Our budget modernizes government in a way that preserves ample support for our administration’s top two priorities: public safety and public schools. We will also utilize strategic reserves while protecting a healthy balance in the Rainy Day Fund. We refuse to balance the budget on the backs of working families, so I will ask us Marylanders who have done exceptionally well financially to contribute a little more so we can make targeted and data-driven investments in economic growth. My administration has assembled a commonsense plan to make taxes simpler, fairer and, for the majority of Marylanders, lower.
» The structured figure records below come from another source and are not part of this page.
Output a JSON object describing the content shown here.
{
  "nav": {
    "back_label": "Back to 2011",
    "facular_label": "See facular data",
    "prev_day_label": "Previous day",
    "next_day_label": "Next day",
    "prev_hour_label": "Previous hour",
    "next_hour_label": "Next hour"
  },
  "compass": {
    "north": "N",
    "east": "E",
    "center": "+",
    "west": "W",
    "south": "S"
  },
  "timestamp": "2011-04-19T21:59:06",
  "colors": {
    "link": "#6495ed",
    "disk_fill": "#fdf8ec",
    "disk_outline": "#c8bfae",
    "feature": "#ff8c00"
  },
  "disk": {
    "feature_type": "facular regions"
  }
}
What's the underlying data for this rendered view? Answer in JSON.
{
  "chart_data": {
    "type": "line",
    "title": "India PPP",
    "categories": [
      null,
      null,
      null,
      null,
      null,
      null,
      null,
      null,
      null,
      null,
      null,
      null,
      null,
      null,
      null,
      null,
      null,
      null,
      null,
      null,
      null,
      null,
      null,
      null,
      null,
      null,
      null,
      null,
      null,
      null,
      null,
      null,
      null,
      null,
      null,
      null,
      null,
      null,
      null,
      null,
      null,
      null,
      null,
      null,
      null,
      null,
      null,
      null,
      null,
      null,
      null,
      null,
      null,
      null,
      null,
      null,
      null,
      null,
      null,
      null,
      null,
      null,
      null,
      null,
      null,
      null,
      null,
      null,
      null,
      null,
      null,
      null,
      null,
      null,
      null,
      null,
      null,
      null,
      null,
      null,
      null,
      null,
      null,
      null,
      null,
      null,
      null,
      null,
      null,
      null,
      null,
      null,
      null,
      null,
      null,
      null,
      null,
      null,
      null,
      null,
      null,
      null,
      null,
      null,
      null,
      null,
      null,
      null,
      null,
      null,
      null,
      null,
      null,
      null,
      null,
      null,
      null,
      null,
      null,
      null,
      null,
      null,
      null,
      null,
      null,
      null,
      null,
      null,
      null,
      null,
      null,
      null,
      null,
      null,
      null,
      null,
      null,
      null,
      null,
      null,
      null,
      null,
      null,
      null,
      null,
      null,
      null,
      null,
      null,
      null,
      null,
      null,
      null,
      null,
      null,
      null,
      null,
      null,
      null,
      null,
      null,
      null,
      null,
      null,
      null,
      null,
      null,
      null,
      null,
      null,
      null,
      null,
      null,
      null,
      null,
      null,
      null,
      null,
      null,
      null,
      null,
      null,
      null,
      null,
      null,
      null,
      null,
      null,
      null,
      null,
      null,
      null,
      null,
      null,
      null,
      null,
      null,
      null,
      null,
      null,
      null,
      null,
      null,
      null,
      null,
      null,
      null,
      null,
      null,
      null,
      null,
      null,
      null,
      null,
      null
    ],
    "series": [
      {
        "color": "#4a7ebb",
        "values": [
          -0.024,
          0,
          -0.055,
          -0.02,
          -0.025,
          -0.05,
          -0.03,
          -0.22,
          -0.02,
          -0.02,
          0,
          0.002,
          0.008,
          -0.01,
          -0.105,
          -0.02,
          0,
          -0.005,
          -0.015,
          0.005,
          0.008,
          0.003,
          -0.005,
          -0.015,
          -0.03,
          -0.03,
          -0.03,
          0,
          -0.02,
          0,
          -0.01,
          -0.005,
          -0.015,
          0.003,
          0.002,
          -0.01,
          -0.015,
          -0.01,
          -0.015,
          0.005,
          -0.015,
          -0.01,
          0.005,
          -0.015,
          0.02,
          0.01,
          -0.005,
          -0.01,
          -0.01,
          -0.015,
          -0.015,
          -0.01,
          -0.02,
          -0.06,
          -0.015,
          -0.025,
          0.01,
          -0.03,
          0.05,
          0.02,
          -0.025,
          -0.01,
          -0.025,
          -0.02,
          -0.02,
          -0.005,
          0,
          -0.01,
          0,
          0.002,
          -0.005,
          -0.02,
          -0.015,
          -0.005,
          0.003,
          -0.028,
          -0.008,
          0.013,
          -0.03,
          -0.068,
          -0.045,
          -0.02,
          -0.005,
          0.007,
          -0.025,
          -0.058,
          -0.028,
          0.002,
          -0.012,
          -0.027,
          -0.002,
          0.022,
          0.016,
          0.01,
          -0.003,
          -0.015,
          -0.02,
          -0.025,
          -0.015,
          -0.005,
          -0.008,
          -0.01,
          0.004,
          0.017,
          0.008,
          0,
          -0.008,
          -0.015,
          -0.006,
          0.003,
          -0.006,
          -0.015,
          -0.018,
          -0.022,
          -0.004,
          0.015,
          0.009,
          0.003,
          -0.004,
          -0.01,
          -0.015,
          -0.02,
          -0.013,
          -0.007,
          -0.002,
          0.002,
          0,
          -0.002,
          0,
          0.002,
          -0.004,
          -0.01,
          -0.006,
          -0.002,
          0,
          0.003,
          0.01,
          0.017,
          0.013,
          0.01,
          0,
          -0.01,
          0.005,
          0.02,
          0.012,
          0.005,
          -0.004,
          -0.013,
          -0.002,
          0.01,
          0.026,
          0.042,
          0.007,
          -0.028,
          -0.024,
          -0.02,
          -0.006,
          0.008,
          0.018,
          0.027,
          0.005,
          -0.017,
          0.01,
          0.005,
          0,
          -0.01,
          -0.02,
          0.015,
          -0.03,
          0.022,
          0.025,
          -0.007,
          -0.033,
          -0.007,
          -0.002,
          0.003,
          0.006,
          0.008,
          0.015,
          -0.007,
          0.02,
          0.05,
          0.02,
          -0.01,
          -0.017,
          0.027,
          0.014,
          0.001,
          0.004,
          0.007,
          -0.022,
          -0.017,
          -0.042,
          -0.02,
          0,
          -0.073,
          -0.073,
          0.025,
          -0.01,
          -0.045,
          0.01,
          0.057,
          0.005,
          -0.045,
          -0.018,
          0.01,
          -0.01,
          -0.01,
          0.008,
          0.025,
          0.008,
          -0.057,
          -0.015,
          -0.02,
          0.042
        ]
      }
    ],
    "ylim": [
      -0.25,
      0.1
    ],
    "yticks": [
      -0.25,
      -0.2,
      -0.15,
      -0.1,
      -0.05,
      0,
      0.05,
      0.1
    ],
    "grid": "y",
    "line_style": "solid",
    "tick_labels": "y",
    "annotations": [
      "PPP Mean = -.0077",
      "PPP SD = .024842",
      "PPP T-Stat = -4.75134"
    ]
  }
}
Our plan for growing the economy builds on the progress of the last two years. In partnership with our state and local partners, we broke the back of violent crime statewide. We’ve created more than 50,000 new jobs and seen unemployment drop to one of the lowest rates in the country. We delivered historic funding for K-12 schools, advanced key priorities laid out in the Blueprint for Maryland’s Future and focused on the fundamentals of reading and mathematics.
We have passed two consecutive state budgets smaller than that of the previous year, something that hasn’t happened in nearly a decade. And together, our state successfully responded to the Key Bridge collapse — one of the greatest tragedies in our state’s history.
Not everyone will agree with our proposal. But even if our views conflict, I will always be direct with you about why we believe this is the best option for our children, workers and families.
Maryland will weather these two storms as we always have: together. We lead through partnership — offering solutions forged in principle, not partisanship; in data, not demagoguery; in ideas, not ideology. And if we summon the courage to put people first and politics last, we will win this moment and leave no one behind.
Wes Moore is the governor of Maryland.